The model (Supplementary Fig. S14) poses that CRH sensitizes BLA−CE interactions and lowers the response threshold for passive behaviors to aversive stimuli in behavioral challenge. The EPM, like any anxiogenic maze, naturally suppresses exploration. In our case, this increased sensitivity, visible as reduced exploration and increased passive freezing, is exacerbated by shock-experience and CRH. Likewise, CRH also increases passive responding to weak threats in Pavlovian settings [9]. Interestingly, the CEl (gated internally by CEl Nrip2+ cells) also modulates active/passive fear through interacting with basal forebrain cholinergic signaling by modulating arousal [12]. Thus, CRH sensitizes passive responding by facilitating BLA-CEm signaling and antagonizes arousal and active behaviors by CEl−forebrain interactions. Dissociating these ethological dimensions (active/passive vs. arousal) in PVT-amygdala circuitry will be an interesting avenue for future research.

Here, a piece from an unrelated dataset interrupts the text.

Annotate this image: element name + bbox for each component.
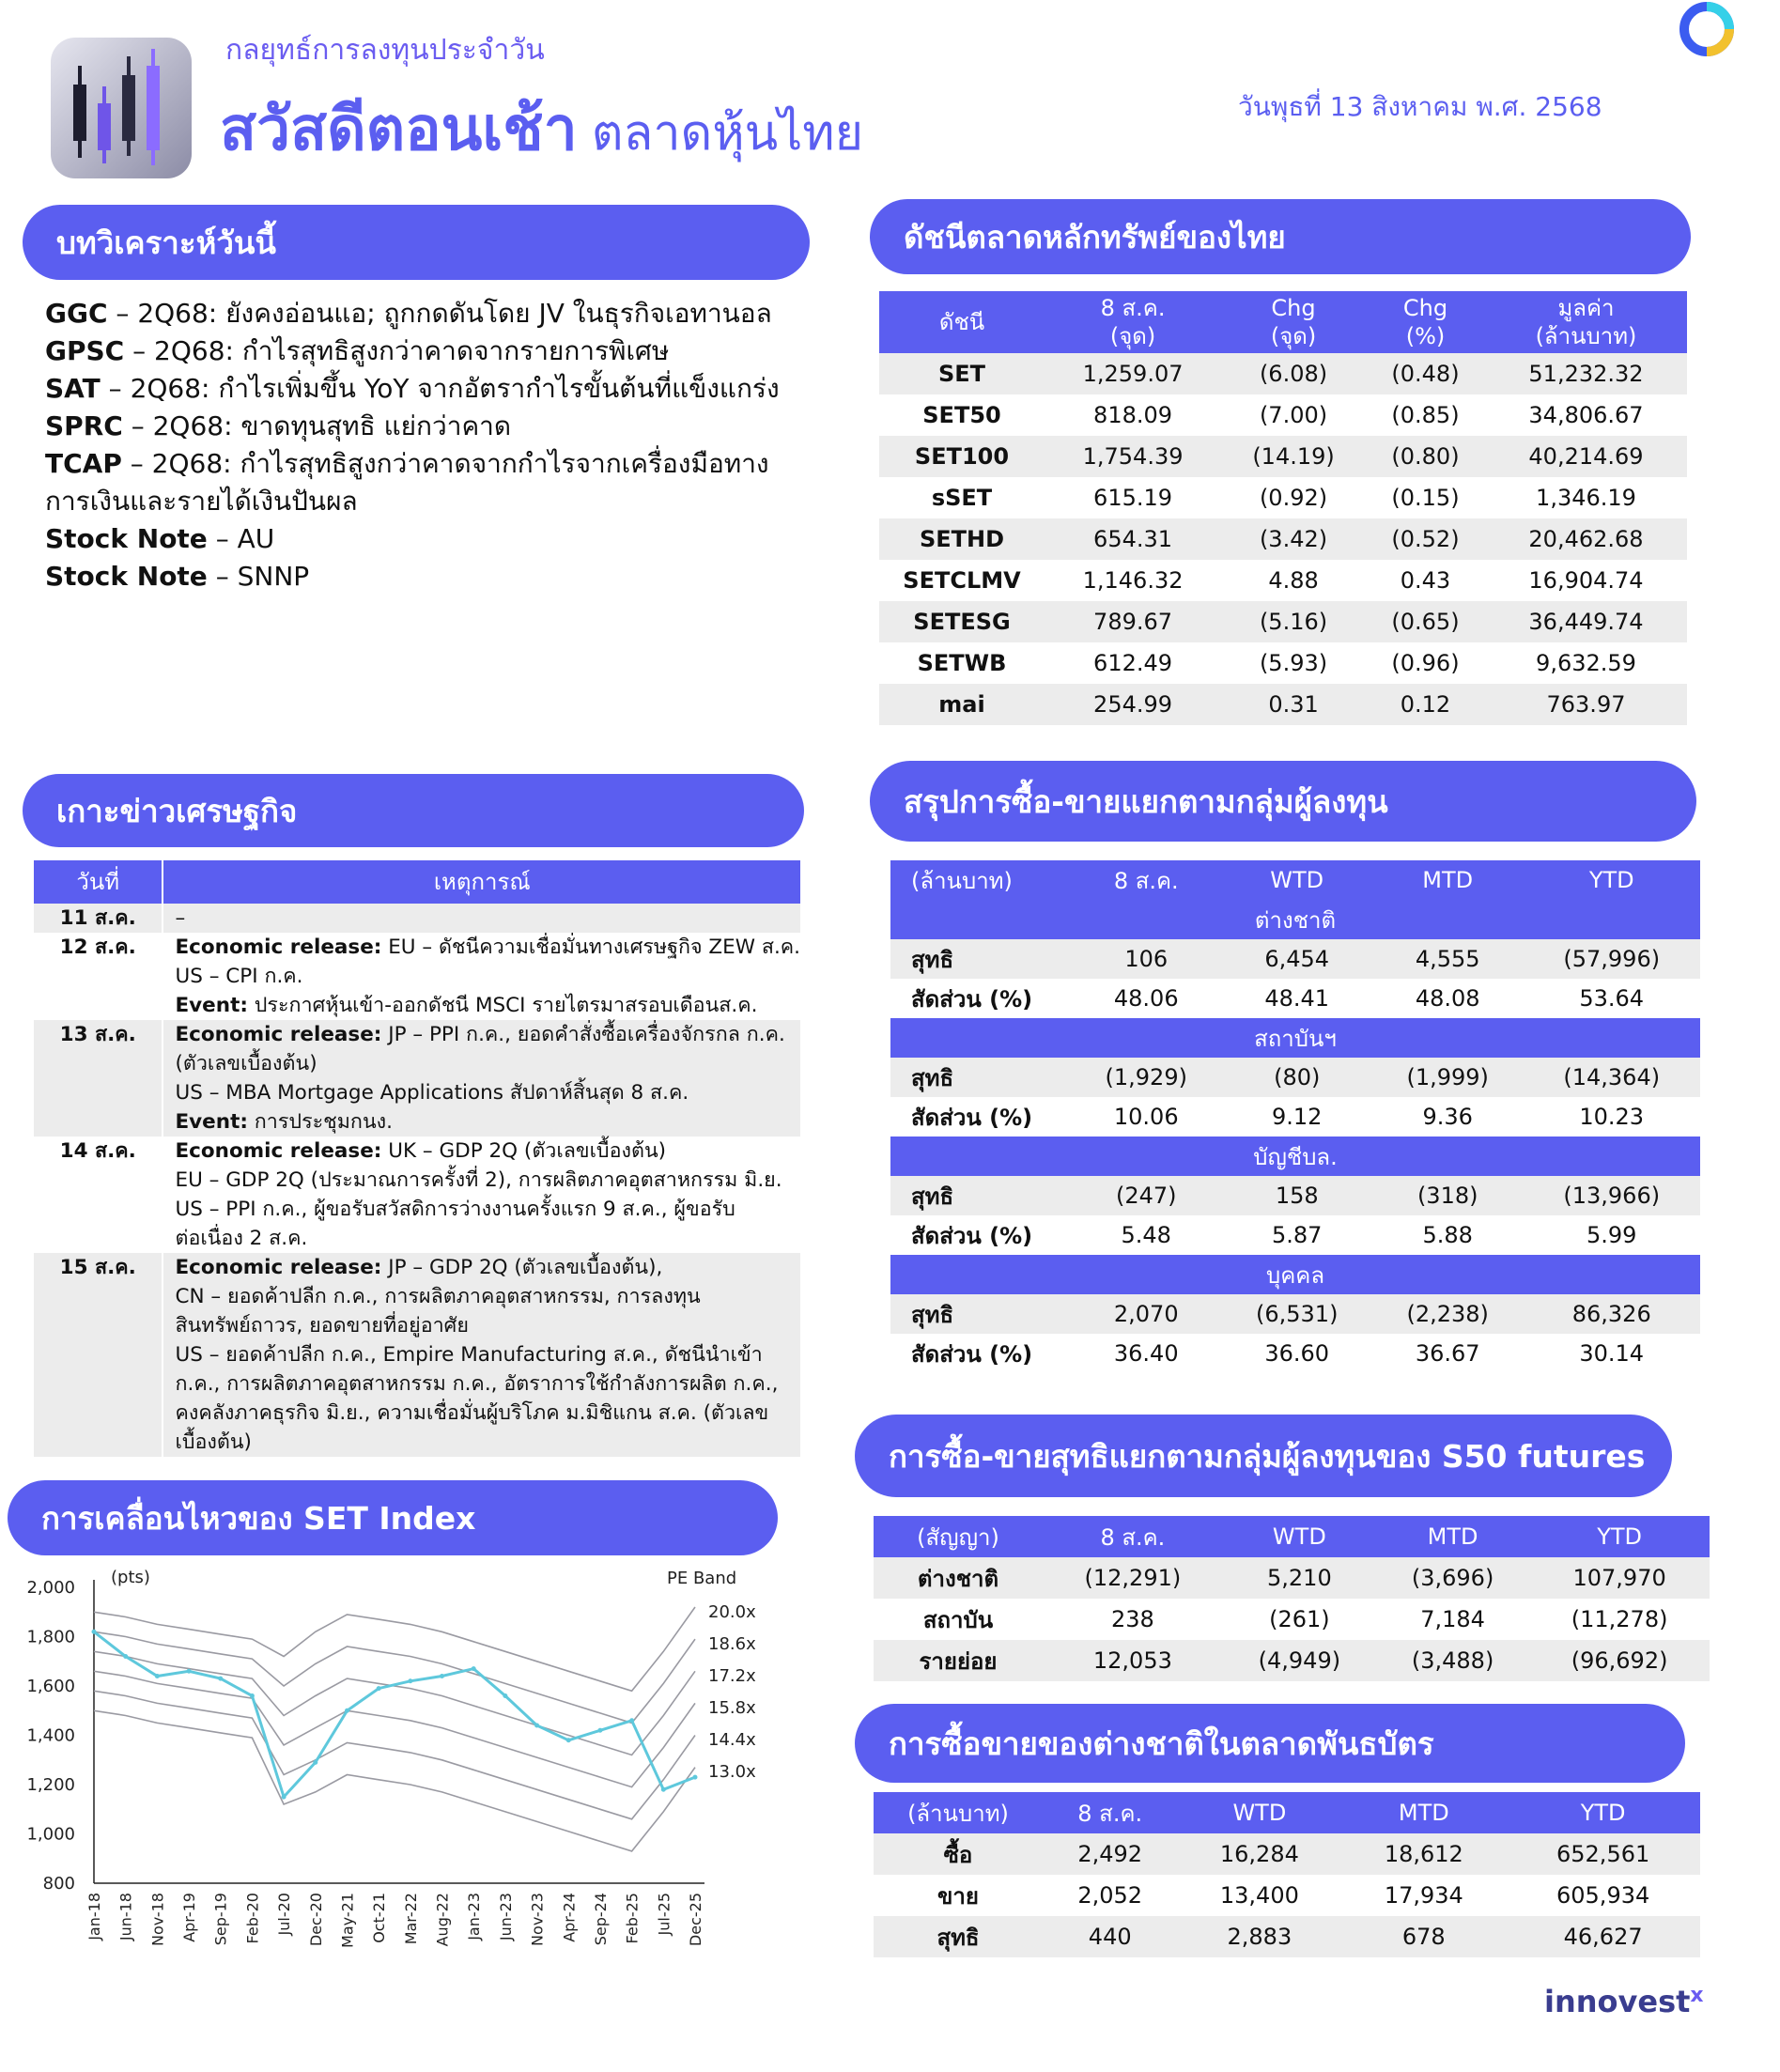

Paradoxically, CEl CRH+ cells also facilitate active responding in cases where active fear behavior is the appropriate conditioned response [13]. One possible explanation is that in low intensity settings CEl CRH+ cells increase freezing by CRH and facilitate BLA inputs to CEl SOM+/CEm neurons. In high anxiety settings, this effect is overridden by direct local GABAergic inhibition between CEl CRH+ and CEl SOM+ cells. Thus, CEl CRH+ neurons might control the switch from active exploration to passive freezing ([9, 12] and this study) and freezing to active escape [13] by different neurotransmitters.

From a translational perspective, the convergence of Pavlovian and non-Pavlovian plasticity in PVT/BLA-CE dynamics might explain some of the mutual reinforcement of stress, anxiety and Pavlovian fear [52, 53]. Moreover, it provides a potential mechanism for the passive coping bias observed in GAD and PTSD in humans [18, 21, 54, 55]. Lastly, our study identified sites through which CRHR1 controls anxiety [56] and provides a neuronal mechanism for the anxiolytic properties of CRHR1-directed therapeutics [57].